2023 was one helluva year in my little corner of the human experience. Losing our home in January – at first due to mold and then because of landlord incompetence and probably greed – set the tone of transition for all twelve months. Everything changed, then changed again. After such a tumultuous time, I am finding gratitude for the new roots we are growing on the other side of the park. It’s louder here, more the city than the fringes, and that has its blessings and challenges. I have a new bike and I am in love with it (thank you Scenic Routes for the inspiration, labor, and love).

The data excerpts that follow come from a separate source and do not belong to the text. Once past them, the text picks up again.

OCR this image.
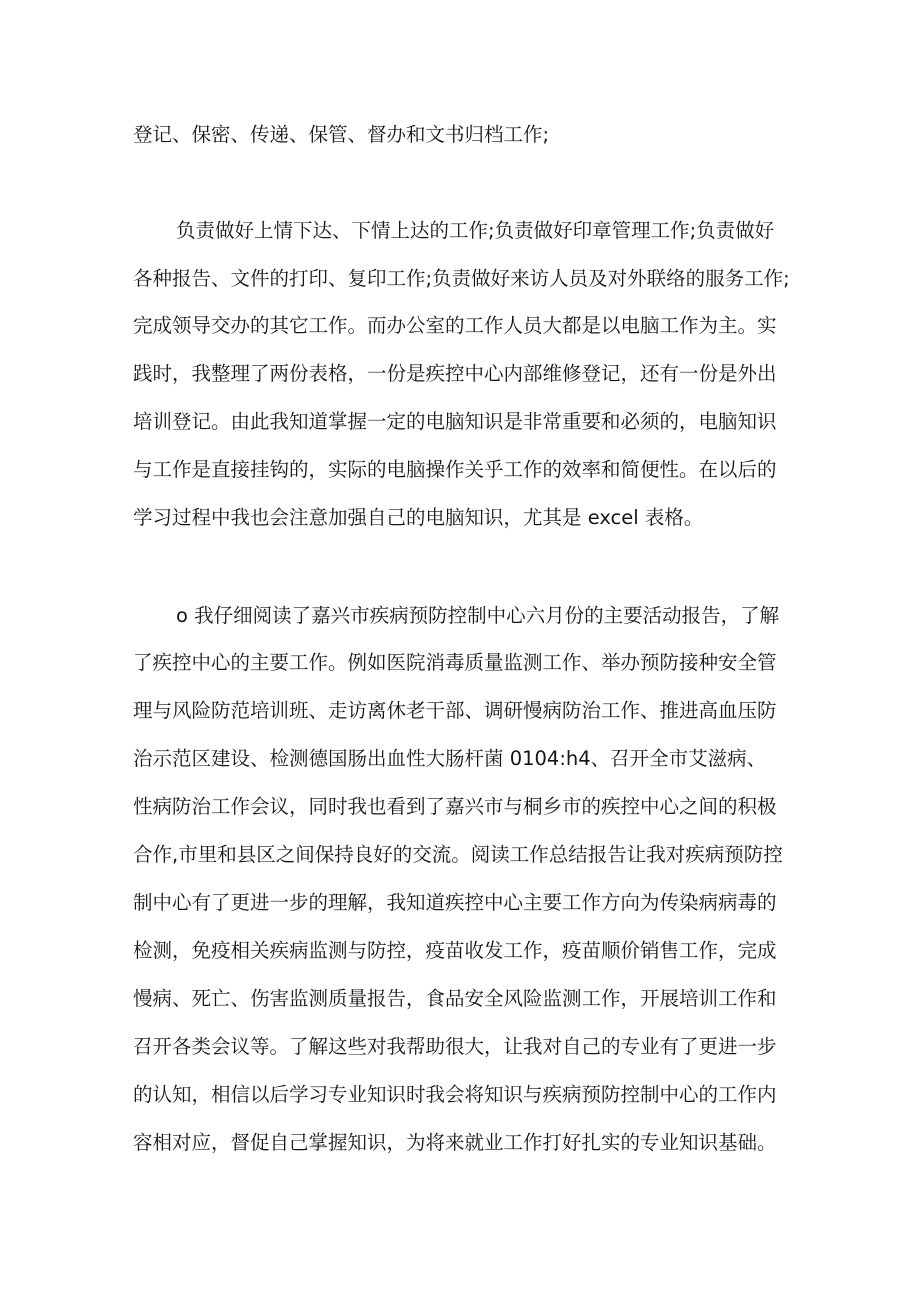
登记、保密、传递、保管、督办和文书归档工作;

负责做好上情下达、下情上达的工作;负责做好印章管理工作;负责做好

各种报告、文件的打印、复印工作;负责做好来访人员及对外联络的服务工作;

完成领导交办的其它工作。而办公室的工作人员大都是以电脑工作为主。实

践时，我整理了两份表格，一份是疾控中心内部维修登记，还有一份是外出

培训登记。由此我知道掌握一定的电脑知识是非常重要和必须的，电脑知识

与工作是直接挂钩的，实际的电脑操作关乎工作的效率和简便性。在以后的

学习过程中我也会注意加强自己的电脑知识，尤其是 excel 表格。

o 我仔细阅读了嘉兴市疾病预防控制中心六月份的主要活动报告，了解

了疾控中心的主要工作。例如医院消毒质量监测工作、举办预防接种安全管

理与风险防范培训班、走访离休老干部、调研慢病防治工作、推进高血压防

治示范区建设、检测德国肠出血性大肠杆菌 0104:h4、召开全市艾滋病、

性病防治工作会议，同时我也看到了嘉兴市与桐乡市的疾控中心之间的积极

合作,市里和县区之间保持良好的交流。阅读工作总结报告让我对疾病预防控

制中心有了更进一步的理解，我知道疾控中心主要工作方向为传染病病毒的

检测，免疫相关疾病监测与防控，疫苗收发工作，疫苗顺价销售工作，完成

慢病、死亡、伤害监测质量报告，食品安全风险监测工作，开展培训工作和

召开各类会议等。了解这些对我帮助很大，让我对自己的专业有了更进一步

的认知，相信以后学习专业知识时我会将知识与疾病预防控制中心的工作内

容相对应，督促自己掌握知识，为将来就业工作打好扎实的专业知识基础。
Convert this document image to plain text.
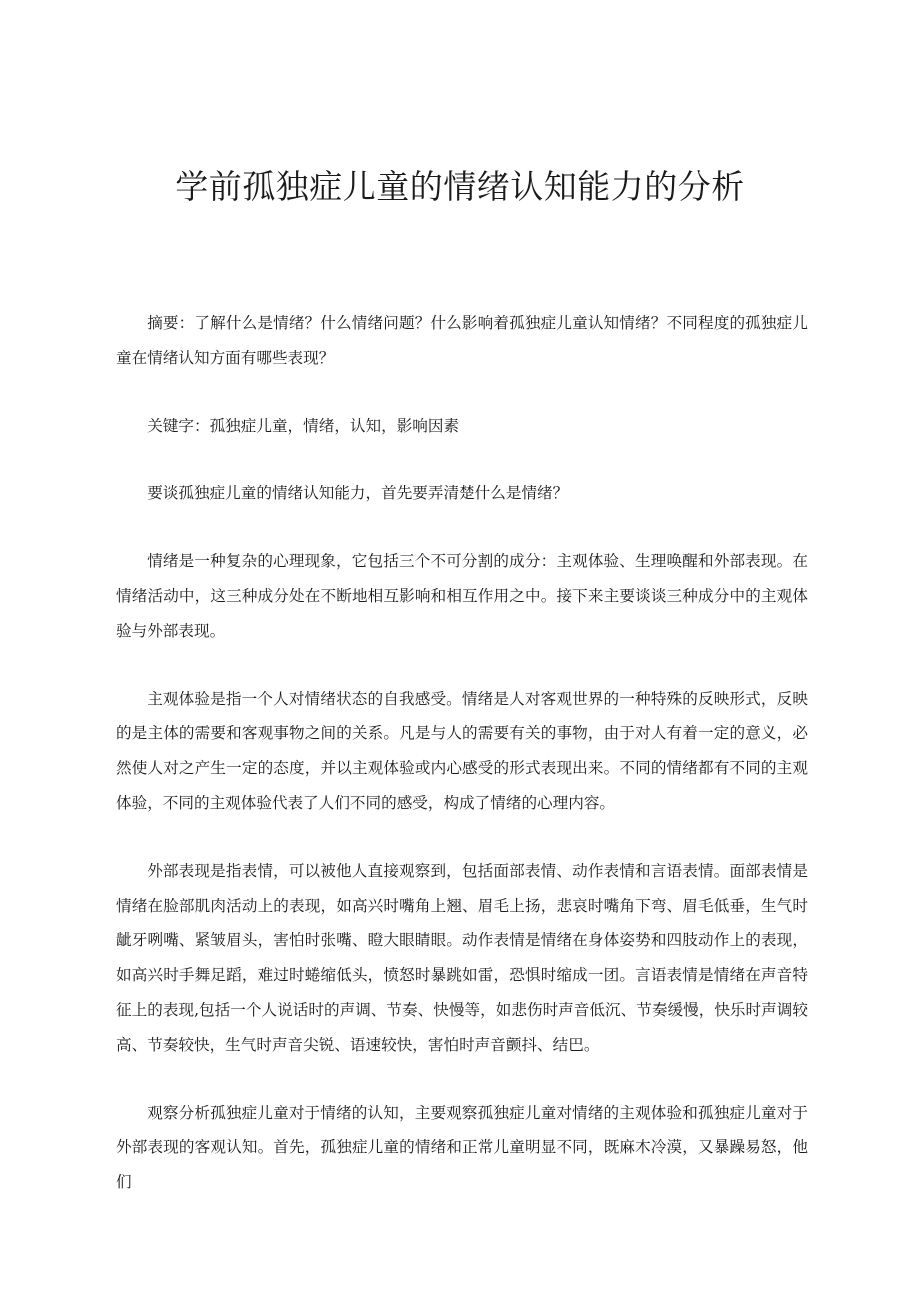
学前孤独症儿童的情绪认知能力的分析

摘要：了解什么是情绪？什么情绪问题？什么影响着孤独症儿童认知情绪？不同程度的孤独症儿童在情绪认知方面有哪些表现？

关键字：孤独症儿童，情绪，认知，影响因素

要谈孤独症儿童的情绪认知能力，首先要弄清楚什么是情绪？

情绪是一种复杂的心理现象，它包括三个不可分割的成分：主观体验、生理唤醒和外部表现。在情绪活动中，这三种成分处在不断地相互影响和相互作用之中。接下来主要谈谈三种成分中的主观体验与外部表现。

主观体验是指一个人对情绪状态的自我感受。情绪是人对客观世界的一种特殊的反映形式，反映的是主体的需要和客观事物之间的关系。凡是与人的需要有关的事物，由于对人有着一定的意义，必然使人对之产生一定的态度，并以主观体验或内心感受的形式表现出来。不同的情绪都有不同的主观体验，不同的主观体验代表了人们不同的感受，构成了情绪的心理内容。

外部表现是指表情，可以被他人直接观察到，包括面部表情、动作表情和言语表情。面部表情是情绪在脸部肌肉活动上的表现，如高兴时嘴角上翘、眉毛上扬，悲哀时嘴角下弯、眉毛低垂，生气时龇牙咧嘴、紧皱眉头，害怕时张嘴、瞪大眼睛眼。动作表情是情绪在身体姿势和四肢动作上的表现，如高兴时手舞足蹈，难过时蜷缩低头，愤怒时暴跳如雷，恐惧时缩成一团。言语表情是情绪在声音特征上的表现,包括一个人说话时的声调、节奏、快慢等，如悲伤时声音低沉、节奏缓慢，快乐时声调较高、节奏较快，生气时声音尖锐、语速较快，害怕时声音颤抖、结巴。

观察分析孤独症儿童对于情绪的认知，主要观察孤独症儿童对情绪的主观体验和孤独症儿童对于外部表现的客观认知。首先，孤独症儿童的情绪和正常儿童明显不同，既麻木冷漠，又暴躁易怒，他们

Looking toward another turn of the calendar, the transitions will continue. Whatever it was to be a musician when I was 25 is not the same twenty years later. The entire industry has changed and been dismantled and cobbled back together again…sort of…but I’m talking more about how it feels inside. The personal aspect. The other day I was watching a band of younger people set up and play and I was taking in their whole vibe with the same detached wonder I felt riding home late last night. Something like: this was me, but it is not me anymore. And: it’s still happening, but I’m not a part of it anymore. “It” is youth? The energy of youth? The audacity? The arrogance? The ignorance? The joy! All of it, beautiful and wasteful. Nostalgia.
There are no shows on the calendar and I like that. One of the things I loved most about the peak pandemic shelter-in-place period was that there were no plans. Nothing was booked. I was fully present in my adult life for the first time ever. Usually, my future is planned months in advance with tours and travel. There was a time I loved that, but I’m feeling quite content looking at that blank slate. I have enough acorns for the winter and I’m content to pause and reaccess.
Another nice thing about 45 is I feel a lot less anxiety about my creativity and identity as an artist. I am comfortable with the ebbs and flows of inspiration and productivity. I have a new album nearly finished and a number of songs already written for the one after that. I know that production will continue. I love to perform and I know that will continue as well. For a number of reasons, far flung travel is going to continue to shift and evolve. “The grass is always greener where you water it” — have you heard that one? I’m thinking about my promises to not tour with cars and airplanes and how, despite many successes and behavioral changes, I continued to make exceptions as the world opened back up and performance opportunities materialized in Europe and on the other side of the US. This is a work in progress and even as I write it I’m equivocating in my mind (if a good offer comes in from far away…), but the intention is to keep it local and hyperlocal. Bike and train and transit adjacent spots. There are many corners of my little piece of the planet that I have not explored. I would love to do so in the next couple years without getting on an airplane or renting a car. Let’s put that out into the ether and see what bounces back.
Well, I’ve been blogging long enough now that the day is starting to brighten the edges of the curtains. I don’t think I’m going back to sleep tonight. I’ll make some coffee, turn on the Christmas tree lights, and see what today is going to be. Wishing you peace and coziness out there.